Mario increasingly pushes aside his doubts and fears to become a stubborn and fierce worker, showing no pity as Jo, once a cunning and hard-nosed ruffian, turns into a wimp duly questioning the value of their effort. As they wade in the pond of oil any sense of decency and kindness inevitably sinks, the dramatic action also being a poignant illustration of the moral quagmire trapping those men live in. The sympathy Mario shows afterwards as Jo lays dying in the truck seems a move back to old feelings sparked by the close arrival and relative success of their trip, a human touch twist that could be welcome if it wasn’t coming too late, well after evil reared its head and just when nothing could save Jo (who does die in view of the burning oil well). The finale of “Le salaire de la peur” casts again a harsh light on Mario’s personality, and his preposterous death appears a wry comment on the futility of both the adventurer and the entire adventure.

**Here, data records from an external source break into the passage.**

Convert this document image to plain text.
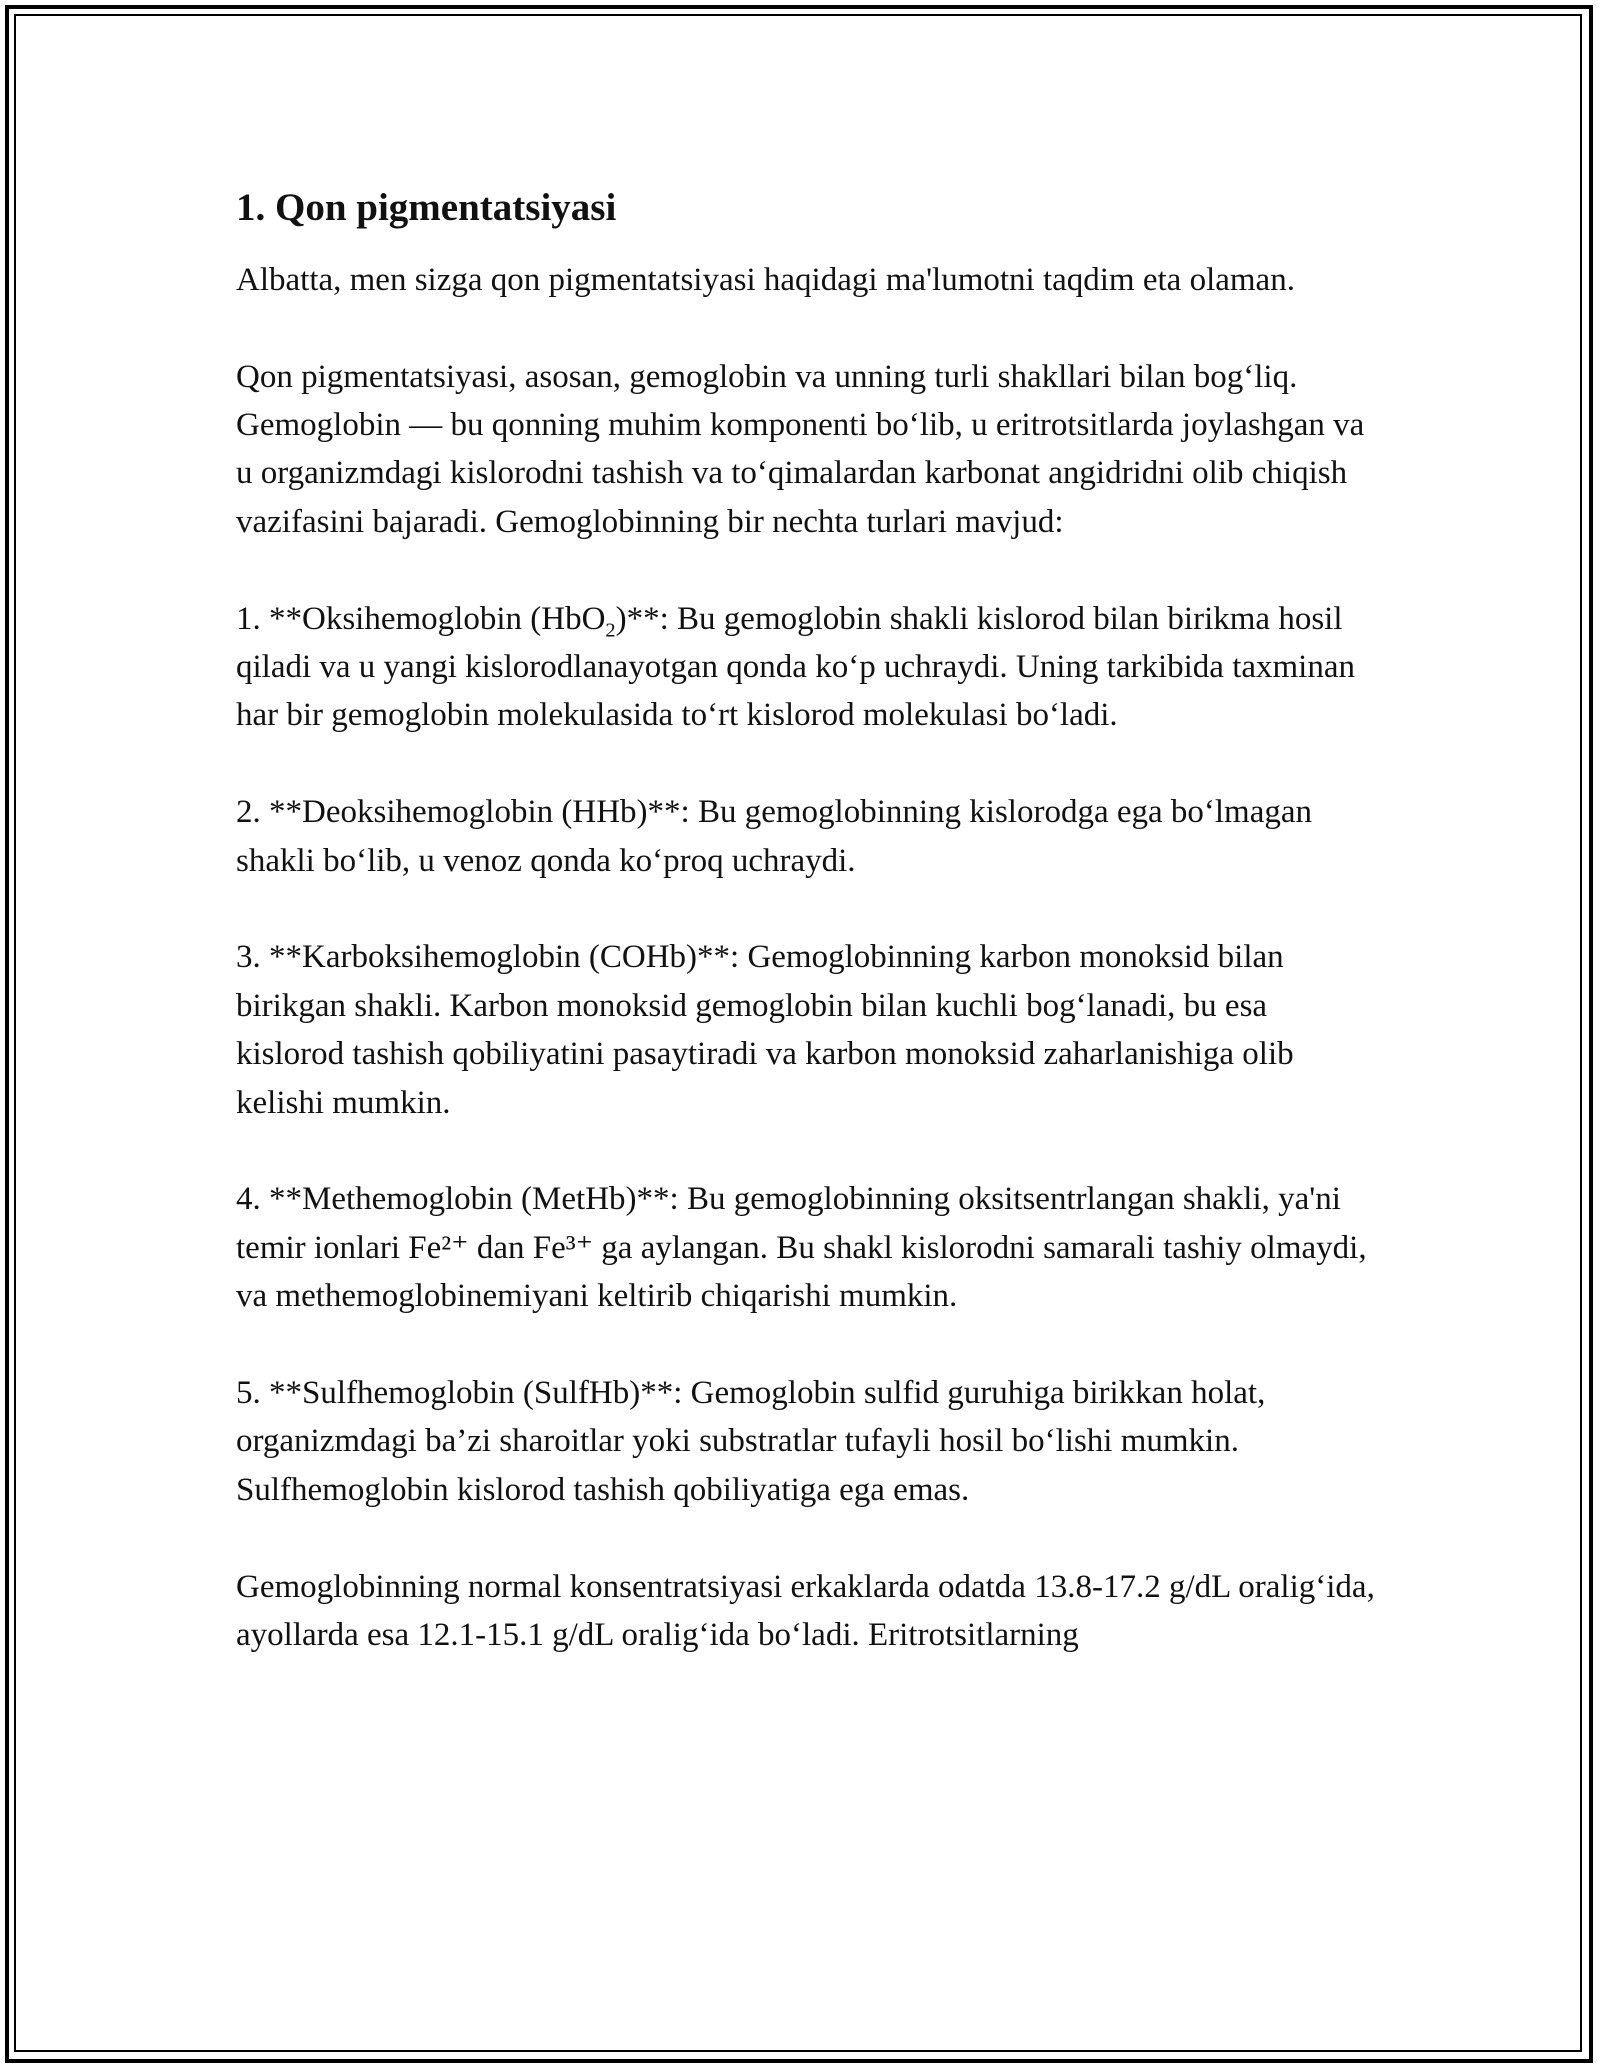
1. Qon pigmentatsiyasi

Albatta, men sizga qon pigmentatsiyasi haqidagi ma'lumotni taqdim eta olaman.

Qon pigmentatsiyasi, asosan, gemoglobin va unning turli shakllari bilan bog‘liq. Gemoglobin — bu qonning muhim komponenti bo‘lib, u eritrotsitlarda joylashgan va u organizmdagi kislorodni tashish va to‘qimalardan karbonat angidridni olib chiqish vazifasini bajaradi. Gemoglobinning bir nechta turlari mavjud:

1. **Oksihemoglobin (HbO$_2$)**: Bu gemoglobin shakli kislorod bilan birikma hosil qiladi va u yangi kislorodlanayotgan qonda ko‘p uchraydi. Uning tarkibida taxminan har bir gemoglobin molekulasida to‘rt kislorod molekulasi bo‘ladi.

2. **Deoksihemoglobin (HHb)**: Bu gemoglobinning kislorodga ega bo‘lmagan shakli bo‘lib, u venoz qonda ko‘proq uchraydi.

3. **Karboksihemoglobin (COHb)**: Gemoglobinning karbon monoksid bilan birikgan shakli. Karbon monoksid gemoglobin bilan kuchli bog‘lanadi, bu esa kislorod tashish qobiliyatini pasaytiradi va karbon monoksid zaharlanishiga olib kelishi mumkin.

4. **Methemoglobin (MetHb)**: Bu gemoglobinning oksitsentrlangan shakli, ya'ni temir ionlari Fe²⁺ dan Fe³⁺ ga aylangan. Bu shakl kislorodni samarali tashiy olmaydi, va methemoglobinemiyani keltirib chiqarishi mumkin.

5. **Sulfhemoglobin (SulfHb)**: Gemoglobin sulfid guruhiga birikkan holat, organizmdagi ba’zi sharoitlar yoki substratlar tufayli hosil bo‘lishi mumkin. Sulfhemoglobin kislorod tashish qobiliyatiga ega emas.

Gemoglobinning normal konsentratsiyasi erkaklarda odatda 13.8-17.2 g/dL oralig‘ida, ayollarda esa 12.1-15.1 g/dL oralig‘ida bo‘ladi. Eritrotsitlarning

Fighting against all odds just to evade the sole place that was ready to shelter them, the men would all die in the course of an action that could have fostered friendship. It is not that all solidarity is impossible, as the common work to blast away a rock blocking a road suggests; it is just that human nature can be remarkably weak in the face of some realities. The suicide of a poor Italian expatriate a few hours before the trucks departed is the heavy but powerful sign of an inescapable fate, and the rush for money feels like the cruel impetus of a world basically steeped in inequality. The strength of the film lies in a clinical and realistic approach of the characters even as it reaches a breathtaking level of cinematic efficiency.